During the 4th of July, during a lovely afternoon in the pool, talk turned towards pricey vehicles. During one day of the last week of school, we'd heard not one, but several people talk of high end vehicles that they'd bought or planned to buy.
My friend said, "Just think about how many hungry children you could feed with that money."
Let me pause here to note that I didn't introduce the social justice turn into the conversation. But once she steered it that way I could not resist.
I had mosquito nets on the brain, since we spent last week raising money to buy them during our Vacation Bible School. I said, "A mosquito net that protects a child from malaria costs just $4. How many children could we save with our monthly beer budget?"
There was resistance. I knew there would be. I don't want to give up my wine either. My friend said, "Yeah, but a Lexus costs, what, $40,000? That's a lot more than my beer budget!"
I gently pointed out that people drive their cars for many years. How much do we spend on alcohol every year?

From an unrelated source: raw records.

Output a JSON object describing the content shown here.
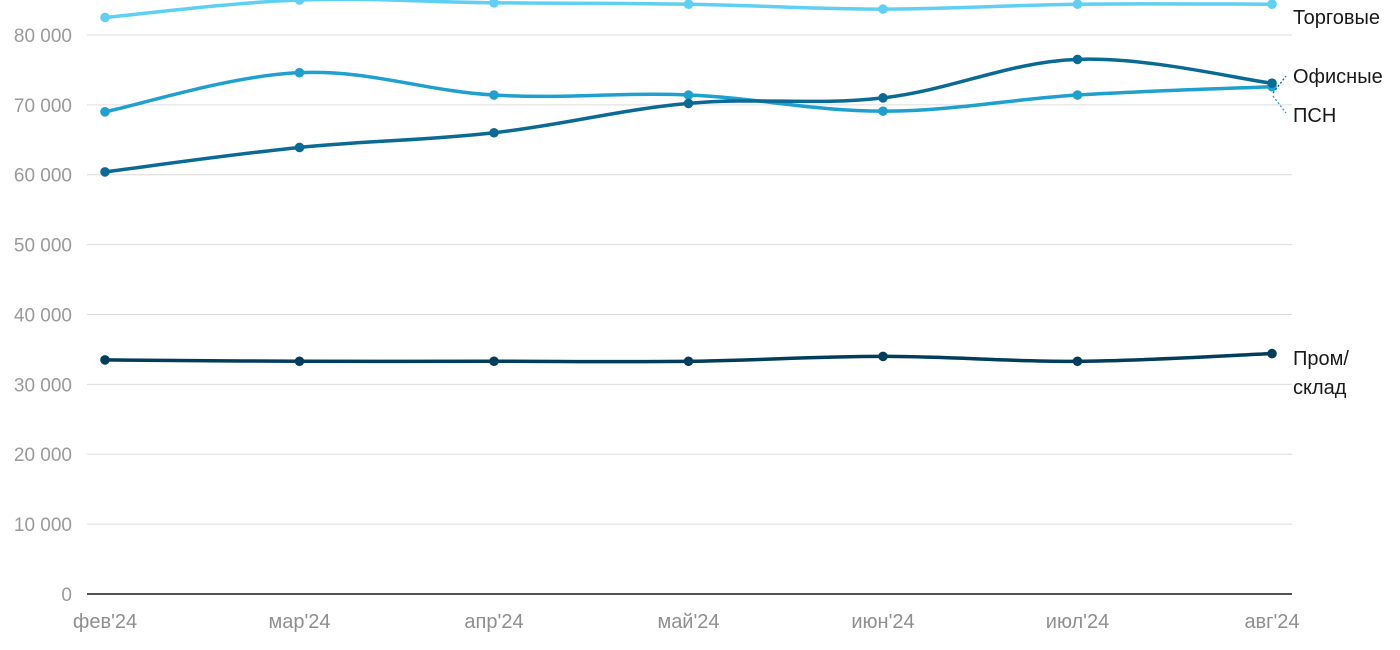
{
  "chart_data": {
    "type": "line",
    "categories": [
      "фев'24",
      "мар'24",
      "апр'24",
      "май'24",
      "июн'24",
      "июл'24",
      "авг'24"
    ],
    "ylim": [
      0,
      85000
    ],
    "yticks": [
      0,
      10000,
      20000,
      30000,
      40000,
      50000,
      60000,
      70000,
      80000
    ],
    "ytick_labels": [
      "0",
      "10 000",
      "20 000",
      "30 000",
      "40 000",
      "50 000",
      "60 000",
      "70 000",
      "80 000"
    ],
    "grid": true,
    "legend": "inline-right",
    "series": [
      {
        "name": "Торговые",
        "label_lines": [
          "Торговые"
        ],
        "color": "#5fd0f3",
        "values": [
          82500,
          85000,
          84600,
          84400,
          83700,
          84400,
          84400
        ]
      },
      {
        "name": "ПСН",
        "label_lines": [
          "ПСН"
        ],
        "color": "#1fa0cf",
        "values": [
          69000,
          74600,
          71400,
          71400,
          69100,
          71400,
          72600
        ]
      },
      {
        "name": "Офисные",
        "label_lines": [
          "Офисные"
        ],
        "color": "#0b6a94",
        "values": [
          60400,
          63900,
          66000,
          70200,
          71000,
          76500,
          73100
        ]
      },
      {
        "name": "Пром/склад",
        "label_lines": [
          "Пром/",
          "склад"
        ],
        "color": "#033d5c",
        "values": [
          33500,
          33300,
          33300,
          33300,
          34000,
          33300,
          34400
        ]
      }
    ]
  }
}
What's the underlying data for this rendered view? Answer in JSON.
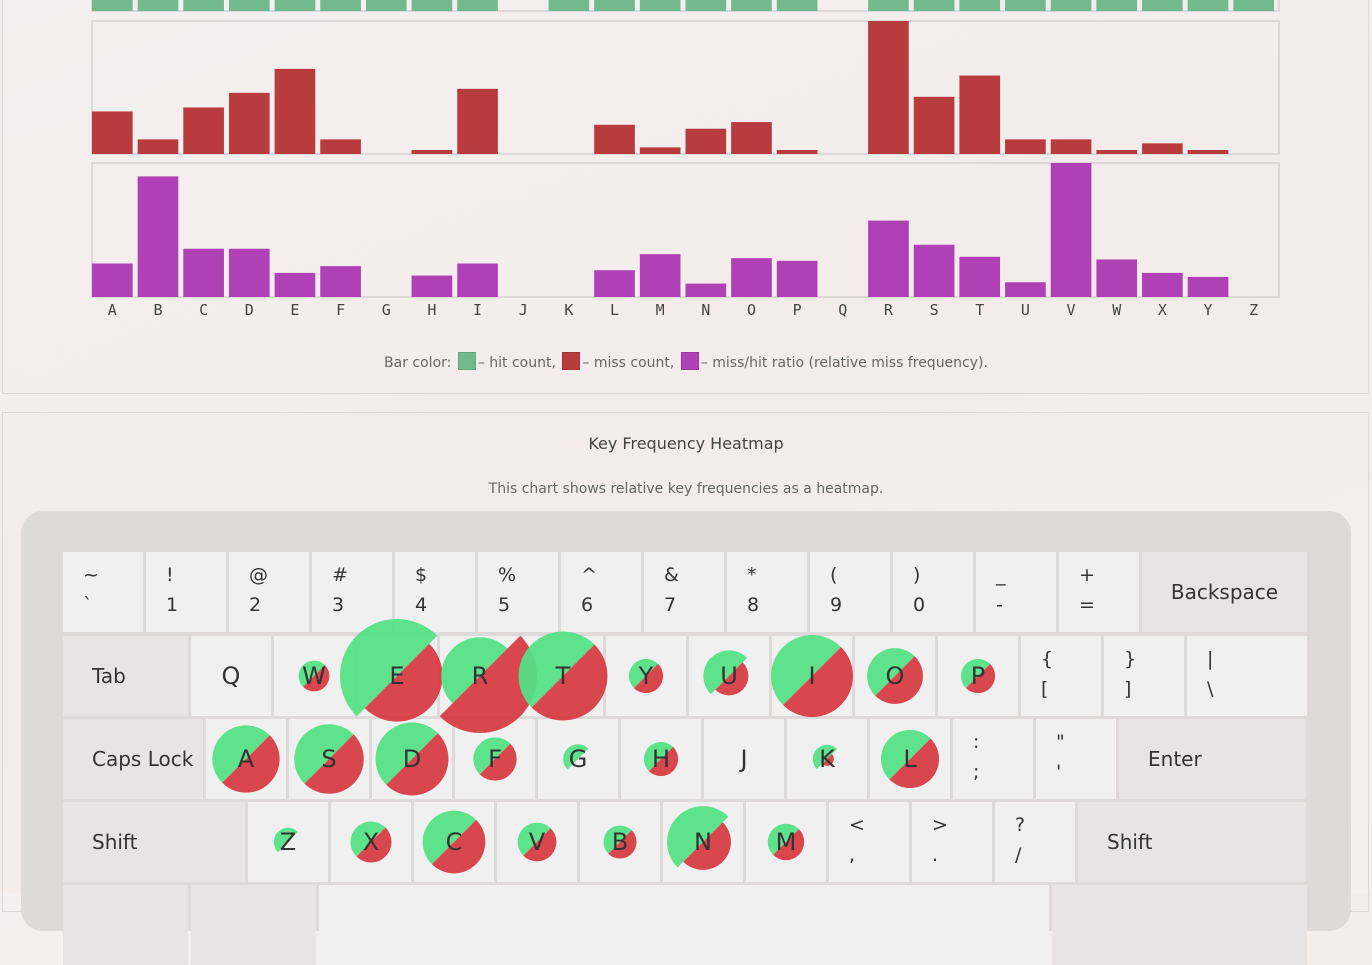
{
  "chart_data": {
    "type": "bar",
    "categories": [
      "A",
      "B",
      "C",
      "D",
      "E",
      "F",
      "G",
      "H",
      "I",
      "J",
      "K",
      "L",
      "M",
      "N",
      "O",
      "P",
      "Q",
      "R",
      "S",
      "T",
      "U",
      "V",
      "W",
      "X",
      "Y",
      "Z"
    ],
    "series": [
      {
        "name": "hit count",
        "color": "#72b98e",
        "values": [
          3,
          1,
          3,
          3,
          3,
          3,
          2,
          2,
          3,
          0,
          1,
          3,
          2,
          3,
          3,
          1,
          0,
          3,
          3,
          3,
          3,
          1,
          1,
          3,
          2,
          1
        ]
      },
      {
        "name": "miss count",
        "color": "#b83c3e",
        "values": [
          32,
          11,
          35,
          46,
          64,
          11,
          0,
          3,
          49,
          0,
          0,
          22,
          5,
          19,
          24,
          3,
          0,
          100,
          43,
          59,
          11,
          11,
          3,
          8,
          3,
          0
        ]
      },
      {
        "name": "miss/hit ratio",
        "color": "#b040b6",
        "values": [
          25,
          90,
          36,
          36,
          18,
          23,
          0,
          16,
          25,
          0,
          0,
          20,
          32,
          10,
          29,
          27,
          0,
          57,
          39,
          30,
          11,
          100,
          28,
          18,
          15,
          0
        ]
      }
    ],
    "legend": {
      "prefix": "Bar color:",
      "hit_text": "– hit count,",
      "miss_text": "– miss count,",
      "ratio_text": "– miss/hit ratio (relative miss frequency)."
    }
  },
  "heatmap": {
    "title": "Key Frequency Heatmap",
    "description": "This chart shows relative key frequencies as a heatmap.",
    "hit_color": "#55e085",
    "miss_color": "#d63c44",
    "rows": [
      [
        {
          "top": "~",
          "bottom": "`",
          "w": 80
        },
        {
          "top": "!",
          "bottom": "1",
          "w": 80
        },
        {
          "top": "@",
          "bottom": "2",
          "w": 80
        },
        {
          "top": "#",
          "bottom": "3",
          "w": 80
        },
        {
          "top": "$",
          "bottom": "4",
          "w": 80
        },
        {
          "top": "%",
          "bottom": "5",
          "w": 80
        },
        {
          "top": "^",
          "bottom": "6",
          "w": 80
        },
        {
          "top": "&",
          "bottom": "7",
          "w": 80
        },
        {
          "top": "*",
          "bottom": "8",
          "w": 80
        },
        {
          "top": "(",
          "bottom": "9",
          "w": 80
        },
        {
          "top": ")",
          "bottom": "0",
          "w": 80
        },
        {
          "top": "_",
          "bottom": "-",
          "w": 80
        },
        {
          "top": "+",
          "bottom": "=",
          "w": 80
        },
        {
          "label": "Backspace",
          "w": 165,
          "mod": true,
          "center": true
        }
      ],
      [
        {
          "label": "Tab",
          "w": 125,
          "mod": true
        },
        {
          "label": "Q",
          "w": 80,
          "freq": {
            "hit": 0,
            "miss": 0
          }
        },
        {
          "label": "W",
          "w": 80,
          "freq": {
            "hit": 0.27,
            "miss": 0.27
          }
        },
        {
          "label": "E",
          "w": 80,
          "freq": {
            "hit": 1.0,
            "miss": 0.8
          }
        },
        {
          "label": "R",
          "w": 80,
          "freq": {
            "hit": 0.68,
            "miss": 1.0
          }
        },
        {
          "label": "T",
          "w": 80,
          "freq": {
            "hit": 0.78,
            "miss": 0.78
          }
        },
        {
          "label": "Y",
          "w": 80,
          "freq": {
            "hit": 0.3,
            "miss": 0.3
          }
        },
        {
          "label": "U",
          "w": 80,
          "freq": {
            "hit": 0.45,
            "miss": 0.34
          }
        },
        {
          "label": "I",
          "w": 80,
          "freq": {
            "hit": 0.72,
            "miss": 0.72
          }
        },
        {
          "label": "O",
          "w": 80,
          "freq": {
            "hit": 0.49,
            "miss": 0.49
          }
        },
        {
          "label": "P",
          "w": 80,
          "freq": {
            "hit": 0.3,
            "miss": 0.3
          }
        },
        {
          "top": "{",
          "bottom": "[",
          "w": 80
        },
        {
          "top": "}",
          "bottom": "]",
          "w": 80
        },
        {
          "top": "|",
          "bottom": "\\",
          "w": 120
        }
      ],
      [
        {
          "label": "Caps Lock",
          "w": 140,
          "mod": true
        },
        {
          "label": "A",
          "w": 80,
          "freq": {
            "hit": 0.59,
            "miss": 0.59
          }
        },
        {
          "label": "S",
          "w": 80,
          "freq": {
            "hit": 0.61,
            "miss": 0.61
          }
        },
        {
          "label": "D",
          "w": 80,
          "freq": {
            "hit": 0.64,
            "miss": 0.64
          }
        },
        {
          "label": "F",
          "w": 80,
          "freq": {
            "hit": 0.38,
            "miss": 0.38
          }
        },
        {
          "label": "G",
          "w": 80,
          "freq": {
            "hit": 0.26,
            "miss": 0
          }
        },
        {
          "label": "H",
          "w": 80,
          "freq": {
            "hit": 0.3,
            "miss": 0.3
          }
        },
        {
          "label": "J",
          "w": 80,
          "freq": {
            "hit": 0,
            "miss": 0
          }
        },
        {
          "label": "K",
          "w": 80,
          "freq": {
            "hit": 0.25,
            "miss": 0.12
          }
        },
        {
          "label": "L",
          "w": 80,
          "freq": {
            "hit": 0.51,
            "miss": 0.51
          }
        },
        {
          "top": ":",
          "bottom": ";",
          "w": 80
        },
        {
          "top": "\"",
          "bottom": "'",
          "w": 80
        },
        {
          "label": "Enter",
          "w": 187,
          "mod": true
        }
      ],
      [
        {
          "label": "Shift",
          "w": 182,
          "mod": true
        },
        {
          "label": "Z",
          "w": 80,
          "freq": {
            "hit": 0.25,
            "miss": 0
          }
        },
        {
          "label": "X",
          "w": 80,
          "freq": {
            "hit": 0.36,
            "miss": 0.36
          }
        },
        {
          "label": "C",
          "w": 80,
          "freq": {
            "hit": 0.55,
            "miss": 0.55
          }
        },
        {
          "label": "V",
          "w": 80,
          "freq": {
            "hit": 0.34,
            "miss": 0.34
          }
        },
        {
          "label": "B",
          "w": 80,
          "freq": {
            "hit": 0.29,
            "miss": 0.29
          }
        },
        {
          "label": "N",
          "w": 80,
          "freq": {
            "hit": 0.63,
            "miss": 0.49
          }
        },
        {
          "label": "M",
          "w": 80,
          "freq": {
            "hit": 0.32,
            "miss": 0.32
          }
        },
        {
          "top": "<",
          "bottom": ",",
          "w": 80
        },
        {
          "top": ">",
          "bottom": ".",
          "w": 80
        },
        {
          "top": "?",
          "bottom": "/",
          "w": 80
        },
        {
          "label": "Shift",
          "w": 228,
          "mod": true
        }
      ],
      [
        {
          "label": "",
          "w": 125,
          "mod": true
        },
        {
          "label": "",
          "w": 125,
          "mod": true
        },
        {
          "label": "",
          "w": 730
        },
        {
          "label": "",
          "w": 255,
          "mod": true
        }
      ]
    ]
  }
}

My friends conceded my point. I offered to take alcohol money and transform it into mosquito netting if anyone wanted--money laundering of a different sort! The talk moved on to other subjects.
I'm not going into details here--my mom might read this blog!--but suffice it to say, if we donated just half of our alcohol budgets to buy mosquito nets, we'd save a great many children. And we'd be healthier in all sorts of ways.
We could also think about our charitable giving in terms of our retirement plans. In Colossians Remixed: Subverting the Empire (a theological book I highly recommend), Brian J. Walsh and Sylvia C. Keesmaat have this interesting approach to charitable giving: "One guidepost we work with is that if we ever find in a given year that we have invested more in our won future by way of retirement savings than we have given away for someone else's present need, there is something terribly wrong. We tend to think the ratio should be at least two to one: for every dollar we invest in retirement savings, two dollars should be given away to an agency that will serve the poor" (page 189).
They have solid theological reasons for their giving, but even my atheist friends feel a strong yearning to bring some justice into this lopsided world. Most of us have plenty of money that we could be giving away to help bring some balance. And it's so sobering to realize how far a small amount of money can go, especially in non-industrialized parts of the world.
Once upon a time, I set up all my charitable giving to happen automatically, and then I didn't have to give it much thought unless special fund drives came up. But earlier this year, my credit card was stolen, and I'm still trying to get my spending back in balance. I'm spending too much on discretionary items, like beer and books, and not enough on social justice.
Today is the birthday of the Dalai Lama, a good day to recalibrate my spending towards justice. Our family budgets say so much about us. I want my family budget to say something different: fewer items that will be consumed and then forgotten, more mosquito nets!